Engineering Measuring Current Flow Through Neutral Wire with Open Phase R

[lukus09]

https://www.physicsforums.com/attachment ...

how do i measure the current flow threw the neutral wire if phase R is open circuited? the impedance per load is 3+7j

 

[Kruum]

Your link gives a 404 error...

 

[lukus09]

https://www.physicsforums.com/attachment.php?attachmentid=18054&d=1237464777
that should work

 

[Kruum]

Do you need to physically measure it by using an ammeter or calculate it? And you'll have to show your attempt before we can give you a push in the right direction.

 

[lukus09]

both. i attached an ammeter to the neutral wire and i put an access wire from the input of the ac power suplly to the out R and i have got a reading, but i need to hand calculate it.

 

[Kruum]

Okay, I've never heard of access wire (I'm non-english) but I assume it open circuits the R phase, as you described in your first post.

But this calculation should be fairly simple to do with only the basic knowledge of AC circuits and KCL. Just think what happens to the current if a circuit is opened and what happens when currents meet in a node. I assume you have had theory on 3-phase and you know the phases of the power supplies in such a system.

 

[lukus09]

as far as i am aware it is now an unbalanced load meaning the current of R, Y and B is Ir+Ib+Ic?and I am sure the impedance 3+7j is needed to work it out to.

 

[Kruum]

You're right, but if the R-phase is opened, is there a current trough that wire? And you can substitute the one voltage supply with three different ones in each loop with the same voltage, but different phase since they are in star formation. Can you tell me what the phases are?

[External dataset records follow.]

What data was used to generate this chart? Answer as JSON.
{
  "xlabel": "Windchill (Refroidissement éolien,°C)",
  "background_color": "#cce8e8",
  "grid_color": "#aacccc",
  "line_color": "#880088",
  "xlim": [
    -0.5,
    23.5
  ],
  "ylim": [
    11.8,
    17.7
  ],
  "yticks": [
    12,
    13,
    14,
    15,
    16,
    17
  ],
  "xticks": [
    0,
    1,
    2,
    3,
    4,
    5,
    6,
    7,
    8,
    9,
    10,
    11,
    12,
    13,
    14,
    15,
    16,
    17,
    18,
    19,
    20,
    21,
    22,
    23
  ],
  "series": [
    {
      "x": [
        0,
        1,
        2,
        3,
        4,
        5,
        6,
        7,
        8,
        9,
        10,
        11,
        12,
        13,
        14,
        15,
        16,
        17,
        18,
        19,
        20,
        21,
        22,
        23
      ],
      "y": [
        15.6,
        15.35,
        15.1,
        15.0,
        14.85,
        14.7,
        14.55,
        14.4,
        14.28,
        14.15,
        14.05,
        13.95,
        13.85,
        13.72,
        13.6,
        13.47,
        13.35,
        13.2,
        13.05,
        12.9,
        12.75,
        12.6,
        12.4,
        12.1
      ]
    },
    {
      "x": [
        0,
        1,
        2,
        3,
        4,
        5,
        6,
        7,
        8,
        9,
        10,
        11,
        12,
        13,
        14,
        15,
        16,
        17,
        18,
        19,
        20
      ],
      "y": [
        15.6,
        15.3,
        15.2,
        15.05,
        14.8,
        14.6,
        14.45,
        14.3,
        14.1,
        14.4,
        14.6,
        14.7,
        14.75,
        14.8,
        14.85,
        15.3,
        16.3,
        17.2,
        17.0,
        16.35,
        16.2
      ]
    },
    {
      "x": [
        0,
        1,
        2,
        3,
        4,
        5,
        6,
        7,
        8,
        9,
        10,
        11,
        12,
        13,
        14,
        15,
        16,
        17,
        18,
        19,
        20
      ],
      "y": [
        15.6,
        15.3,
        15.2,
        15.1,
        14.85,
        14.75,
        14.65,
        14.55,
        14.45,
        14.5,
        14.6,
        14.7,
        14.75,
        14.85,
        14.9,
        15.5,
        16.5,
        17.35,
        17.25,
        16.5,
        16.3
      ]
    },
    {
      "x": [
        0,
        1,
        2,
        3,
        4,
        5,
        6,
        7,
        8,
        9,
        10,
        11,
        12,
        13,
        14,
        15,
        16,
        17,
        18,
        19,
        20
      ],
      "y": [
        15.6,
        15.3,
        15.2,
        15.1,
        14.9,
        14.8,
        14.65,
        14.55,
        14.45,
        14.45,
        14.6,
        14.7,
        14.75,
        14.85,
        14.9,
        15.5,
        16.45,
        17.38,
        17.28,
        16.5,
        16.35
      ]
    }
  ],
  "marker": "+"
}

If you are having trouble figuring the phases out, here's a good reading to find them out.

 

[lukus09]

do i need to know the phases to work out the current in the nuetral wire?

 

[Kruum]

do i need to know the phases to work out the current in the nuetral wire?

Yes you do. The phases of the voltage supplies affect the phases of the currents. The phases of the voltage are standardized, though.

 

[lukus09]

sorry jus realized the impedance is 7+3j. i have worked out the phases to be Z1 is -23.2, Z2 is -143.2 and Z3 is 263.2

 

[Kruum]

Do you mean the phases of the currents? And is the impedance 3+j7 or 7+3j, you have given two different values?

 

[lukus09]

yes and it is 7+j3

 

[Kruum]

yes and it is 7+j3

Right. The phase of I2 is correct, but I guess there's a typo in I3. Shouldn't it be -263.2? And the current for I1 would be right if the wire wasn't open circuited. I have given you hints earlier, of what the value of I1 should be.

Once you find out the I1, you are all set to calculate as you have said, I1+I2+I3. You probably have the magnitude as well, if you have determined the phases.

 

[lukus09]

yes it is a typo it is -263.2. I only need the magnitude do i not? just to find the amps in the neutral wire though and the magnitude is the same for each phase i get it to be 7.62A?

 

[Kruum]

I only need the magnitude do i not? just to find the amps in the neutral wire though and the magnitude is the same for each phase i get it to be 7.62A?

That could be, but usually when they ask for current they want the phase as well. You are right, though, the magnitude is the same for each phase and its the same for the current in the neutral wire. But I get about double the magnitude you get. How did you calculate it.

 

[lukus09]

squareroot(14^2 + 6^2) = 15.23

 

[Kruum]

Um, now you have calculated the magnitude of the impedance and doubled it. To find out the current, you have to use Ohm's law.

 

[lukus09]

so its 115/squareroot(7^2+3^2) = 15.1? but that is the same as the line current :S:S

 

[Kruum]

In this case their magnitude are the same, since only two wires are carrying a current.

 

[lukus09]

so is 15.1 the correct answer, what explains the non zero value other than its unbalanced?

 

[Kruum]

If you used the correct values, then it should be. But I can't think of any other reason than unbalanced load.